`core.pipeline_parallel.p2p_communication`#

Module Contents#

Classes#

P2PCommunicator

P2P (Point-to-Point) Communicator for pipeline parallelism.

Functions#

`_batched_p2p_ops`
`_p2p_ops`
`is_single_shape`	Check if the input is a single shape.

Data#

Shape

API#

core.pipeline_parallel.p2p_communication.Shape#: None

core.pipeline_parallel.p2p_communication._batched_p2p_ops( *, tensor_send_prev: Optional[torch.Tensor], tensor_recv_prev: Optional[torch.Tensor], tensor_send_next: Optional[torch.Tensor], tensor_recv_next: Optional[torch.Tensor], group: torch.distributed.ProcessGroup, prev_pipeline_rank: int, next_pipeline_rank: int, )#

core.pipeline_parallel.p2p_communication._p2p_ops( *, tensor_send_prev: Optional[torch.Tensor], tensor_recv_prev: Optional[torch.Tensor], tensor_send_next: Optional[torch.Tensor], tensor_recv_next: Optional[torch.Tensor], group: torch.distributed.ProcessGroup, prev_pipeline_rank: int, next_pipeline_rank: int, )#

core.pipeline_parallel.p2p_communication.is_single_shape(x) → bool#: Check if the input is a single shape.

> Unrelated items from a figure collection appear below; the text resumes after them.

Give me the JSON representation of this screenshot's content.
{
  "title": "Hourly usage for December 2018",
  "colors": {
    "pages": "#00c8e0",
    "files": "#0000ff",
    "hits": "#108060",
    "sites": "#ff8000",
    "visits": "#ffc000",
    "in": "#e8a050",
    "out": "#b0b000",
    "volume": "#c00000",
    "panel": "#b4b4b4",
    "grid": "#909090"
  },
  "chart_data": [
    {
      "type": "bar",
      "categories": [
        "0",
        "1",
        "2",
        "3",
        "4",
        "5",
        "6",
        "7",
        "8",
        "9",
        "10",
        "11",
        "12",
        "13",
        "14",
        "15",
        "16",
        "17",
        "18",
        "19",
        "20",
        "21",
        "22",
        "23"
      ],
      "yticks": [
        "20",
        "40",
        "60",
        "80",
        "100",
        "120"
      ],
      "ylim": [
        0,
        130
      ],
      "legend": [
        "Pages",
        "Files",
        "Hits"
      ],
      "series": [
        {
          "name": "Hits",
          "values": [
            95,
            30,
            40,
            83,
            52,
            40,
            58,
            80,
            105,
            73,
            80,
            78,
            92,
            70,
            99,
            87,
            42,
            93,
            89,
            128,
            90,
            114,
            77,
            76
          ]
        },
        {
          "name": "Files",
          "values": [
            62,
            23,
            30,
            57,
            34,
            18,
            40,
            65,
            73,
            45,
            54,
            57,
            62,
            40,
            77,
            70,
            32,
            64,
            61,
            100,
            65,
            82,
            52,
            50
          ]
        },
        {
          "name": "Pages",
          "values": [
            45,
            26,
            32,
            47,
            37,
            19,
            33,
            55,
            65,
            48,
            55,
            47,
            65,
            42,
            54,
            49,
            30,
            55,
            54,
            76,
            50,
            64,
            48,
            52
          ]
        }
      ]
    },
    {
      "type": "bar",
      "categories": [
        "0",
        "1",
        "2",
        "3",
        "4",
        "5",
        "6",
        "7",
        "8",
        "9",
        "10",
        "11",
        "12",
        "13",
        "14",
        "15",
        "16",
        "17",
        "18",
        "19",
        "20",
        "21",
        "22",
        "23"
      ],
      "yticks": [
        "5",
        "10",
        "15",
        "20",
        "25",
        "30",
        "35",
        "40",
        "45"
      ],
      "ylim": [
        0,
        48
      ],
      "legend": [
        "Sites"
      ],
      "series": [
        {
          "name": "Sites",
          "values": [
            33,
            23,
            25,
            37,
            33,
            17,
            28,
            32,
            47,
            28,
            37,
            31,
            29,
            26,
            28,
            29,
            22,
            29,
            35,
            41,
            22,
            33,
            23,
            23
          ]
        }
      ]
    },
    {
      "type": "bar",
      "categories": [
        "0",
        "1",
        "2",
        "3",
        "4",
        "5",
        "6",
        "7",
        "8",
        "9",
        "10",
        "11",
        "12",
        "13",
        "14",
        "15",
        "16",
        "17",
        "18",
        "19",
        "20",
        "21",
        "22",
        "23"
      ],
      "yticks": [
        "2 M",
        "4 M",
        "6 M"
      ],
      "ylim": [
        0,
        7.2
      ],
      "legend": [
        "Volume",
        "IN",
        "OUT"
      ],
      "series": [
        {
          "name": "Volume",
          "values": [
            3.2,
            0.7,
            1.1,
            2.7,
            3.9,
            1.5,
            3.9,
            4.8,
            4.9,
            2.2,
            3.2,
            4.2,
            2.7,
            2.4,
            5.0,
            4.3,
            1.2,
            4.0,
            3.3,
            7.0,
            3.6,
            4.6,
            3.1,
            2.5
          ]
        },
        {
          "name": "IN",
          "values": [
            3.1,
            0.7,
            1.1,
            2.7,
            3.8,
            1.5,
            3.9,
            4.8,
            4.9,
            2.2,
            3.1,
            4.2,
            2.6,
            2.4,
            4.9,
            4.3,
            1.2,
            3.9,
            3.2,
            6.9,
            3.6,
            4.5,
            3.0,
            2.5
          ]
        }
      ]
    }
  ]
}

class core.pipeline_parallel.p2p_communication.P2PCommunicator( pp_group: torch.distributed.ProcessGroup, config: megatron.core.model_parallel_config.ModelParallelConfig, )#

P2P (Point-to-Point) Communicator for pipeline parallelism.

This class handles communication between pipeline stages by managing tensor exchanges between consecutive stages in the pipeline.

Initialization

_communicate_shapes( tensor_send_next, tensor_send_prev, recv_prev, recv_next, )#

Communicate tensor shapes between stages. Used to communicate tensor shapes before the actual tensor communication happens. This is required when the sequence lengths across micro batches are not uniform.

Parameters:

tensor_send_next – tensor to send to next rank (no tensor sent if set to None).
tensor_send_prev – tensor to send to prev rank (no tensor sent if set to None).
recv_prev – boolean for whether tensor should be received from previous rank.
recv_next – boolean for whether tensor should be received from next rank.

Returns:

(recv_prev_shape, recv_next_shape)

_communicate( *, tensor_send_next: Optional[torch.Tensor], tensor_send_prev: Optional[torch.Tensor], recv_prev: bool, recv_next: bool, tensor_shape: core.pipeline_parallel.p2p_communication.Shape, wait_on_reqs: bool = True, ) → Tuple[torch.Tensor, torch.Tensor]#

Communicate tensors between stages. Used as helper method in other communication methods that are used in megatron/schedules.py.